Risk and Return. Suppose that the risk premium on stocks and other securities did, in fact, rise with total risk (i. e., the variability of returns) rather than just market risk. Explain how investors could exploit the situation to create portfolios with high expected rates of return but low levels of risk. (LO12-2)

+3
Answers (1)
  1. 8 November, 13:59
    0
    The overview of the given scenario is described in the explanation segment below.

    Explanation:

    Diversification could never eradicate the systematic risk. It's indeed primarily even though all securities shift somewhat in unison (a significant part of their volatility is purposeful) also that diversified stock strategies remain volatile. Additionally, if I am a thing that separates by purchasing a proportion throughout the S & P indicator, I would also have indeed very variable returns because the global economy as a whole has been fluctuating widely.
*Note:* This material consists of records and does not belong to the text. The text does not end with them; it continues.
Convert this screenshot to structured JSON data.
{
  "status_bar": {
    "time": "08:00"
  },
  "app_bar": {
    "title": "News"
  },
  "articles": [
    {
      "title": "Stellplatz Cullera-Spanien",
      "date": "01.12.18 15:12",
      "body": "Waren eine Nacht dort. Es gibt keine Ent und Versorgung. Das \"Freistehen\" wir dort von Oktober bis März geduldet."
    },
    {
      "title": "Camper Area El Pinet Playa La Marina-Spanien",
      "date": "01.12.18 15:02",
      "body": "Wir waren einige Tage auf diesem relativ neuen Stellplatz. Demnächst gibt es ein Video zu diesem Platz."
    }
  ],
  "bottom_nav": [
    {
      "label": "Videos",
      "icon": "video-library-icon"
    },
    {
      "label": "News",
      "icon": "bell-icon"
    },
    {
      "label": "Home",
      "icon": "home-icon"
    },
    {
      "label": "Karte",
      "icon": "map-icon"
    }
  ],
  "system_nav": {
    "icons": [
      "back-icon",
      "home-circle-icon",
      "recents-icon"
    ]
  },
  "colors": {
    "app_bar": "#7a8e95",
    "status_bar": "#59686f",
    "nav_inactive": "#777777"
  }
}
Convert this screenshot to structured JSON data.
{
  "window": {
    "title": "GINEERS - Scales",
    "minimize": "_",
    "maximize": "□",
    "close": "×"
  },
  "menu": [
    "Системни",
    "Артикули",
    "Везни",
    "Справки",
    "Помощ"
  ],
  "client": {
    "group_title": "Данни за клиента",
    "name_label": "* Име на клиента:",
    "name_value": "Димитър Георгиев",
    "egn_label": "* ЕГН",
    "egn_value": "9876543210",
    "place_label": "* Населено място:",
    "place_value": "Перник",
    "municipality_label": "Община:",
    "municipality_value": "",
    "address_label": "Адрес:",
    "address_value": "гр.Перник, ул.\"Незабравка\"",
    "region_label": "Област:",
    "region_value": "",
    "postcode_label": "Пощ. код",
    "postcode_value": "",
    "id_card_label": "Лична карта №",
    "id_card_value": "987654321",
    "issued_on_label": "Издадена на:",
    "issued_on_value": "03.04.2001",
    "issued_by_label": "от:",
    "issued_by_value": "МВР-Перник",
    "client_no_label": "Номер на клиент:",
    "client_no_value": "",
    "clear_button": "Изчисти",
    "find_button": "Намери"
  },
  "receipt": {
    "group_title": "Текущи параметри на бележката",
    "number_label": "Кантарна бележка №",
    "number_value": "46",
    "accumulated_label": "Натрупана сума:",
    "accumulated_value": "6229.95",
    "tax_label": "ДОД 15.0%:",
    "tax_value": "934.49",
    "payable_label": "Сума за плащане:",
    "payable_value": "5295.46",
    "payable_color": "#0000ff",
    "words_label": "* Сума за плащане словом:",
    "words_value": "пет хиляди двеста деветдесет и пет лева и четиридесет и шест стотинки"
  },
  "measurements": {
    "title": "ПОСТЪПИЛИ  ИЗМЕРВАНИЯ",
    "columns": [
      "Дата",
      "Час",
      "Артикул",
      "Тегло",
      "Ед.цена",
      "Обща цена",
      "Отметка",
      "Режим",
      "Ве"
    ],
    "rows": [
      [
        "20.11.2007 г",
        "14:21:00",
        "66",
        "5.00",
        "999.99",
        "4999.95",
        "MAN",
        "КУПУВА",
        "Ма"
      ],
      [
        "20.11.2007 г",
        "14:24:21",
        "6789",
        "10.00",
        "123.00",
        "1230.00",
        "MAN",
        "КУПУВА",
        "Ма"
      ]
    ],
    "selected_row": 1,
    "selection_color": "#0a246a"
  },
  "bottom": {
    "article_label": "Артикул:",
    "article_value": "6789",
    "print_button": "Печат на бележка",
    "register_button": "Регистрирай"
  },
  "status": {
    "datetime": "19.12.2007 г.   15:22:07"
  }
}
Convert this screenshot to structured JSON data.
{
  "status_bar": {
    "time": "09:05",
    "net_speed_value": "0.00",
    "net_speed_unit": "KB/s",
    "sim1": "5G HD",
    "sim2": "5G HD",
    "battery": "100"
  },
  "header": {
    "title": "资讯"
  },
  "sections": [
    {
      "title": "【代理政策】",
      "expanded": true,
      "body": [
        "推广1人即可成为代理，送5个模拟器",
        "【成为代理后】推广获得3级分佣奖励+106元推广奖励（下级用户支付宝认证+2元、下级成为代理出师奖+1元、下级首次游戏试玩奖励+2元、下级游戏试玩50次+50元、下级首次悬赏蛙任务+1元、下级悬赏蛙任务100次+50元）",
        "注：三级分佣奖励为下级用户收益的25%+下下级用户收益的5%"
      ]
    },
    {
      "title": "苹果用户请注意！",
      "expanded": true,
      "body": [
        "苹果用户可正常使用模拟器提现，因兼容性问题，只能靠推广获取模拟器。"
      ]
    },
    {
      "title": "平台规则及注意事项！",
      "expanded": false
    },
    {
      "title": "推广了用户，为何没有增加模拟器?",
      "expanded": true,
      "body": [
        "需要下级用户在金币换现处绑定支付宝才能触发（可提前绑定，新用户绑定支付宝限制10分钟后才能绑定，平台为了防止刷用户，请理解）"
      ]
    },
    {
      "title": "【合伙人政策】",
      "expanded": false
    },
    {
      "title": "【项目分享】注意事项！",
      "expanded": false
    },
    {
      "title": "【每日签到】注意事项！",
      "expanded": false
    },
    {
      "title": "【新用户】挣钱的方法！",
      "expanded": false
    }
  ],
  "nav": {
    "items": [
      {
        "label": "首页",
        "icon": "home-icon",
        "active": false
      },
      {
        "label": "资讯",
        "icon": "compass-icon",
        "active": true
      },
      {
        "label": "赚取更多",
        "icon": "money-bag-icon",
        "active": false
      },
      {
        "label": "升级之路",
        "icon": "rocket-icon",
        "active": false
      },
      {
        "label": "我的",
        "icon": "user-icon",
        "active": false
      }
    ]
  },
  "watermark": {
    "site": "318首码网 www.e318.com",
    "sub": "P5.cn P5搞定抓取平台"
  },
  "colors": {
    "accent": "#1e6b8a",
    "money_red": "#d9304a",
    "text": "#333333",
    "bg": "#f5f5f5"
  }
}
The unsystematic risk seems to be the volatility in share markets arising through factors unique to something like an individual's abilities. The risk involved with this kind of volatility is essentially the form whereby diversification could increasing. The entire premise of portfolio selection would be that, to both the degree that shares don't shift in unison all of the occasions, variations throughout the performance from every other given sector appear to have been wiped clean or softened out by additional differences in contributions from several other investments.
Know the Answer?
Not Sure About the Answer?
Get an answer to your question ✅ “Risk and Return. Suppose that the risk premium on stocks and other securities did, in fact, rise with total risk (i. e., the variability of ...” in 📙 Business if there is no answer or all answers are wrong, use a search bar and try to find the answer among similar questions.